Gubernur Jawa Barat Ridwan Kamil mengumpulkan keluarga petugas Kelompok Penyelenggara Pemungutan Suara (KPPS) dan aparat yang meninggal dunia usai perhelatan Pemilu 2019. Kegiatan tersebut digelar di Aula Barat Gedung Sate.

Pemprov Jabar mencatat 49 petugas KPPS, PPS, PPK, pengawas pemilu, linmas dan petugas kepolisian gugur saat menjalankan tugas di Pemilu 2019. Sebanyak 3 orang di antaranya merupakan anggota kepolisian.

Dalam kesempatan itu, gubernur yang akrab disapa Emil itu memberikan penghargaan yang setinggi-tingginya bagi para warga Jabar yang telah memberikan tenaga serta pikirannya dalam mengawal proses demokrasi ini hingga kehilangan nyawanya.

"Biasanya, kita tidak mendapati pemilu ini dengan kesedihan. Kita merayakannya dengan kegembiraan, tapi entah mengapa di pemilu sekarang ini kita mendapati berita kesedihan karena banyak warga terbaik yang mewakafkan waktunya dengan ikhlas itu meninggal dunia," kata Emil.

"Oleh karena itu, saya mewakili masyarakat dan mewakili birokrasi Pemprov Jabar dari lubuk hati terdalam menghaturkan rasa duka cita," ujar Emil.

Sebagai bentuk simpati, Emil mengatakan, Pemprov Jabar akan memberikan santunan bagi keluarga yang ditinggalkan berupa uang senilai Rp 50 juta per keluarga. Dia pun akan meminta kepada Sekda agar santunan tersebut segera dicairkan.

Untuk mengantisipasi adanya korban lagi, Emil memerintahkan kepala daerah yang ada di Jabar agar menyediakan fasilitas kesehatan untuk para petugas yang hingga kini masih bertugas di lapangan. Fasilitas kesehatan tersebut diupayakan akan diberikan oleh RSUD setempat.

"Saya melalui Pak Sekda meminta agar diberikan surat edaran kepada kepala daerah di seluruh Jabar agar difasilitasi pemeriksaan kesehatan karena proses penghitungan ini masih berlangsung sampai minggu ketiga bulan Mei," tutur Emil.
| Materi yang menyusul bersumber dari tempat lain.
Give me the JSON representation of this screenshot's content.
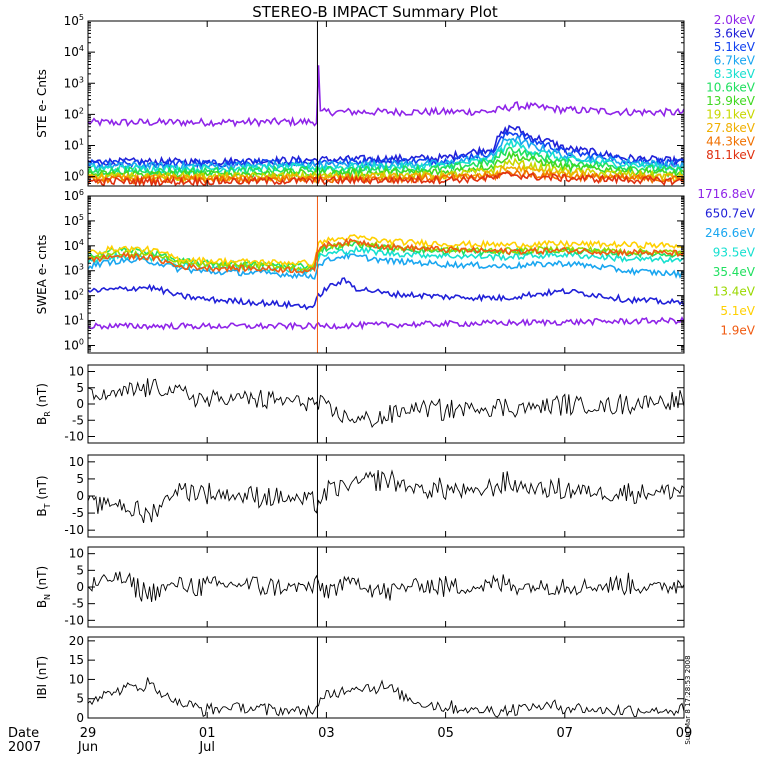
{
  "title": "STEREO-B IMPACT Summary Plot",
  "stamp": "Sun Mar  8 17:28:53 2008",
  "time_axis": {
    "date_label": "Date",
    "year_label": "2007",
    "ticks": [
      {
        "day": 29,
        "label": "29",
        "sub": "Jun"
      },
      {
        "day": 31,
        "label": "01",
        "sub": "Jul"
      },
      {
        "day": 33,
        "label": "03",
        "sub": ""
      },
      {
        "day": 35,
        "label": "05",
        "sub": ""
      },
      {
        "day": 37,
        "label": "07",
        "sub": ""
      },
      {
        "day": 39,
        "label": "09",
        "sub": ""
      }
    ],
    "range": [
      29,
      39
    ]
  },
  "chart_data": [
    {
      "type": "line",
      "ylabel": "STE e- Cnts",
      "yscale": "log",
      "ylim": [
        0.5,
        100000
      ],
      "yticks": [
        {
          "v": 1,
          "label": "10^0"
        },
        {
          "v": 10,
          "label": "10^1"
        },
        {
          "v": 100,
          "label": "10^2"
        },
        {
          "v": 1000,
          "label": "10^3"
        },
        {
          "v": 10000,
          "label": "10^4"
        },
        {
          "v": 100000,
          "label": "10^5"
        }
      ],
      "series": [
        {
          "name": "2.0keV",
          "color": "#8f24e8",
          "x": [
            29,
            31,
            32.85,
            32.86,
            32.9,
            33,
            35,
            35.8,
            36.2,
            37,
            38,
            39
          ],
          "y": [
            55,
            56,
            58,
            4000,
            110,
            120,
            120,
            125,
            190,
            140,
            120,
            115
          ]
        },
        {
          "name": "3.6keV",
          "color": "#2020d8",
          "x": [
            29,
            31,
            33,
            35,
            35.8,
            36.1,
            36.4,
            37,
            38,
            39
          ],
          "y": [
            3,
            3,
            3.5,
            4,
            8,
            40,
            20,
            8,
            4,
            3
          ]
        },
        {
          "name": "5.1keV",
          "color": "#1040f0",
          "x": [
            29,
            31,
            33,
            35,
            35.8,
            36.1,
            36.4,
            37,
            38,
            39
          ],
          "y": [
            2.6,
            2.6,
            3,
            3.2,
            6,
            28,
            15,
            6,
            3.5,
            2.6
          ]
        },
        {
          "name": "6.7keV",
          "color": "#19a6f0",
          "x": [
            29,
            31,
            33,
            35,
            35.8,
            36.1,
            36.4,
            37,
            38,
            39
          ],
          "y": [
            2.2,
            2.2,
            2.4,
            2.6,
            4.5,
            18,
            10,
            4.5,
            3,
            2.2
          ]
        },
        {
          "name": "8.3keV",
          "color": "#16e0d0",
          "x": [
            29,
            31,
            33,
            35,
            35.8,
            36.1,
            36.4,
            37,
            38,
            39
          ],
          "y": [
            1.8,
            1.8,
            2,
            2.2,
            3.5,
            12,
            7,
            3.5,
            2.5,
            1.8
          ]
        },
        {
          "name": "10.6keV",
          "color": "#20e060",
          "x": [
            29,
            31,
            33,
            35,
            35.8,
            36.1,
            36.4,
            37,
            38,
            39
          ],
          "y": [
            1.5,
            1.5,
            1.6,
            1.8,
            3,
            8,
            5,
            2.8,
            2,
            1.5
          ]
        },
        {
          "name": "13.9keV",
          "color": "#40d820",
          "x": [
            29,
            31,
            33,
            35,
            35.8,
            36.1,
            36.4,
            37,
            38,
            39
          ],
          "y": [
            1.2,
            1.2,
            1.3,
            1.4,
            2.2,
            5,
            3.5,
            2,
            1.6,
            1.2
          ]
        },
        {
          "name": "19.1keV",
          "color": "#c8d800",
          "x": [
            29,
            31,
            33,
            35,
            35.8,
            36.1,
            36.4,
            37,
            38,
            39
          ],
          "y": [
            1,
            1,
            1.05,
            1.1,
            1.6,
            3,
            2.2,
            1.5,
            1.2,
            1
          ]
        },
        {
          "name": "27.8keV",
          "color": "#f0b000",
          "x": [
            29,
            31,
            33,
            35,
            35.8,
            36.1,
            36.4,
            37,
            38,
            39
          ],
          "y": [
            0.9,
            0.9,
            0.95,
            1,
            1.2,
            2,
            1.6,
            1.2,
            1,
            0.9
          ]
        },
        {
          "name": "44.3keV",
          "color": "#f07000",
          "x": [
            29,
            31,
            33,
            35,
            35.8,
            36.1,
            36.4,
            37,
            38,
            39
          ],
          "y": [
            0.8,
            0.8,
            0.85,
            0.9,
            1,
            1.4,
            1.2,
            1,
            0.9,
            0.8
          ]
        },
        {
          "name": "81.1keV",
          "color": "#e03010",
          "x": [
            29,
            31,
            33,
            35,
            35.8,
            36.1,
            36.4,
            37,
            38,
            39
          ],
          "y": [
            0.7,
            0.7,
            0.75,
            0.8,
            0.9,
            1.2,
            1,
            0.9,
            0.8,
            0.7
          ]
        }
      ]
    },
    {
      "type": "line",
      "ylabel": "SWEA e- cnts",
      "yscale": "log",
      "ylim": [
        0.5,
        1000000
      ],
      "yticks": [
        {
          "v": 1,
          "label": "10^0"
        },
        {
          "v": 10,
          "label": "10^1"
        },
        {
          "v": 100,
          "label": "10^2"
        },
        {
          "v": 1000,
          "label": "10^3"
        },
        {
          "v": 10000,
          "label": "10^4"
        },
        {
          "v": 100000,
          "label": "10^5"
        },
        {
          "v": 1000000,
          "label": "10^6"
        }
      ],
      "series": [
        {
          "name": "1716.8eV",
          "color": "#8f24e8",
          "x": [
            29,
            32.8,
            32.85,
            39
          ],
          "y": [
            6,
            6,
            6,
            10
          ]
        },
        {
          "name": "650.7eV",
          "color": "#2020d8",
          "x": [
            29,
            29.5,
            30,
            30.5,
            31,
            32,
            32.8,
            32.9,
            33.3,
            33.5,
            34,
            35,
            36,
            37,
            38,
            39
          ],
          "y": [
            150,
            180,
            220,
            100,
            70,
            50,
            35,
            120,
            400,
            200,
            120,
            90,
            80,
            150,
            70,
            50
          ]
        },
        {
          "name": "246.6eV",
          "color": "#19a6f0",
          "x": [
            29,
            29.5,
            30,
            30.5,
            31,
            32,
            32.8,
            32.9,
            33.3,
            33.6,
            34,
            35,
            36,
            37,
            38,
            39
          ],
          "y": [
            1500,
            2500,
            2500,
            1200,
            900,
            800,
            600,
            2000,
            4000,
            3500,
            2500,
            1800,
            1500,
            2000,
            1000,
            700
          ]
        },
        {
          "name": "93.5eV",
          "color": "#16e0d0",
          "x": [
            29,
            29.5,
            30,
            30.5,
            31,
            32,
            32.8,
            32.9,
            33.5,
            34,
            35,
            36,
            37,
            38,
            39
          ],
          "y": [
            2500,
            4000,
            3500,
            1800,
            1500,
            1300,
            1000,
            4000,
            7000,
            5000,
            4000,
            3500,
            4500,
            3000,
            2500
          ]
        },
        {
          "name": "35.4eV",
          "color": "#20e060",
          "x": [
            29,
            29.5,
            30,
            30.5,
            31,
            32,
            32.8,
            32.9,
            33.5,
            34,
            35,
            36,
            37,
            38,
            39
          ],
          "y": [
            4000,
            7000,
            6000,
            2500,
            2000,
            1800,
            1500,
            7000,
            12000,
            8000,
            6000,
            5500,
            6500,
            5000,
            4500
          ]
        },
        {
          "name": "13.4eV",
          "color": "#9ad800",
          "x": [
            29,
            29.5,
            30,
            30.5,
            31,
            32,
            32.8,
            32.9,
            33.5,
            34,
            35,
            36,
            37,
            38,
            39
          ],
          "y": [
            3000,
            5000,
            4500,
            2000,
            1700,
            1500,
            1200,
            8000,
            14000,
            9000,
            7000,
            6500,
            7500,
            6000,
            5500
          ]
        },
        {
          "name": "5.1eV",
          "color": "#ffd000",
          "x": [
            29,
            29.5,
            30,
            30.5,
            31,
            32,
            32.8,
            32.9,
            33.5,
            34,
            35,
            36,
            37,
            38,
            39
          ],
          "y": [
            5000,
            8000,
            7000,
            3000,
            2500,
            2200,
            2000,
            15000,
            22000,
            15000,
            12000,
            11000,
            12000,
            11000,
            10000
          ]
        },
        {
          "name": "1.9eV",
          "color": "#f05a10",
          "x": [
            29,
            29.5,
            30,
            30.5,
            31,
            32,
            32.8,
            32.9,
            33.5,
            34,
            35,
            36,
            37,
            38,
            39
          ],
          "y": [
            2500,
            4000,
            3500,
            1500,
            1300,
            1200,
            1000,
            10000,
            15000,
            9000,
            7000,
            6000,
            6500,
            5500,
            5000
          ]
        }
      ]
    },
    {
      "type": "line",
      "ylabel": "B_R (nT)",
      "ylim": [
        -12,
        12
      ],
      "yticks": [
        {
          "v": 10,
          "label": "10"
        },
        {
          "v": 5,
          "label": "5"
        },
        {
          "v": 0,
          "label": "0"
        },
        {
          "v": -5,
          "label": "-5"
        },
        {
          "v": -10,
          "label": "-10"
        }
      ],
      "series": [
        {
          "color": "#000000",
          "x": [
            29,
            29.5,
            30,
            30.5,
            31,
            31.5,
            32,
            32.5,
            32.85,
            33,
            33.5,
            34,
            34.5,
            35,
            35.5,
            36,
            36.5,
            37,
            37.5,
            38,
            38.5,
            39
          ],
          "y": [
            2,
            3,
            5,
            4,
            1,
            2,
            1,
            1,
            0,
            -2,
            -5,
            -4,
            -1,
            -2,
            -1,
            -1,
            -1,
            0,
            -1,
            0,
            1,
            1
          ]
        }
      ]
    },
    {
      "type": "line",
      "ylabel": "B_T (nT)",
      "ylim": [
        -12,
        12
      ],
      "yticks": [
        {
          "v": 10,
          "label": "10"
        },
        {
          "v": 5,
          "label": "5"
        },
        {
          "v": 0,
          "label": "0"
        },
        {
          "v": -5,
          "label": "-5"
        },
        {
          "v": -10,
          "label": "-10"
        }
      ],
      "series": [
        {
          "color": "#000000",
          "x": [
            29,
            29.5,
            30,
            30.5,
            31,
            31.5,
            32,
            32.5,
            32.85,
            33,
            33.5,
            34,
            34.5,
            35,
            35.5,
            36,
            36.5,
            37,
            37.5,
            38,
            38.5,
            39
          ],
          "y": [
            -3,
            -2,
            -6,
            2,
            1,
            0,
            0,
            -1,
            -2,
            1,
            4,
            5,
            2,
            2,
            1,
            4,
            2,
            2,
            1,
            1,
            1,
            2
          ]
        }
      ]
    },
    {
      "type": "line",
      "ylabel": "B_N (nT)",
      "ylim": [
        -12,
        12
      ],
      "yticks": [
        {
          "v": 10,
          "label": "10"
        },
        {
          "v": 5,
          "label": "5"
        },
        {
          "v": 0,
          "label": "0"
        },
        {
          "v": -5,
          "label": "-5"
        },
        {
          "v": -10,
          "label": "-10"
        }
      ],
      "series": [
        {
          "color": "#000000",
          "x": [
            29,
            29.5,
            30,
            30.5,
            31,
            31.5,
            32,
            32.5,
            32.85,
            33,
            33.5,
            34,
            34.5,
            35,
            35.5,
            36,
            36.5,
            37,
            37.5,
            38,
            38.5,
            39
          ],
          "y": [
            0,
            3,
            -2,
            1,
            0,
            1,
            0,
            0,
            0,
            -1,
            2,
            -2,
            1,
            0,
            0,
            1,
            0,
            1,
            0,
            1,
            0,
            1
          ]
        }
      ]
    },
    {
      "type": "line",
      "ylabel": "IBI (nT)",
      "ylim": [
        0,
        21
      ],
      "yticks": [
        {
          "v": 20,
          "label": "20"
        },
        {
          "v": 15,
          "label": "15"
        },
        {
          "v": 10,
          "label": "10"
        },
        {
          "v": 5,
          "label": "5"
        },
        {
          "v": 0,
          "label": "0"
        }
      ],
      "series": [
        {
          "color": "#000000",
          "x": [
            29,
            29.5,
            30,
            30.5,
            31,
            31.5,
            32,
            32.5,
            32.85,
            33,
            33.5,
            34,
            34.5,
            35,
            35.5,
            36,
            36.5,
            37,
            37.5,
            38,
            38.5,
            39
          ],
          "y": [
            5,
            7,
            9,
            4,
            2,
            3,
            2,
            2,
            2,
            6,
            8,
            8,
            4,
            3,
            2,
            2,
            3,
            3,
            2,
            2,
            2,
            2
          ]
        }
      ]
    }
  ]
}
Lebih lanjut, Emil mengimbau kepada KPU agar mengevaluasi gelaran pemilu ke depannya agar tidak terjadi peristiwa serupa. Menurut Emil, terlalu mahal bila proses demokrasi harus mengorbankan nyawa.

"Evaluasi buat KPU kalau boleh jangan terulang lagi dengan antisipasi yang proporsional apakah rentang waktunya diperpanjang atau serentaknya dikurangi jangan sampai terjadi lagi. Ini terlalu mahal," ujar Emil.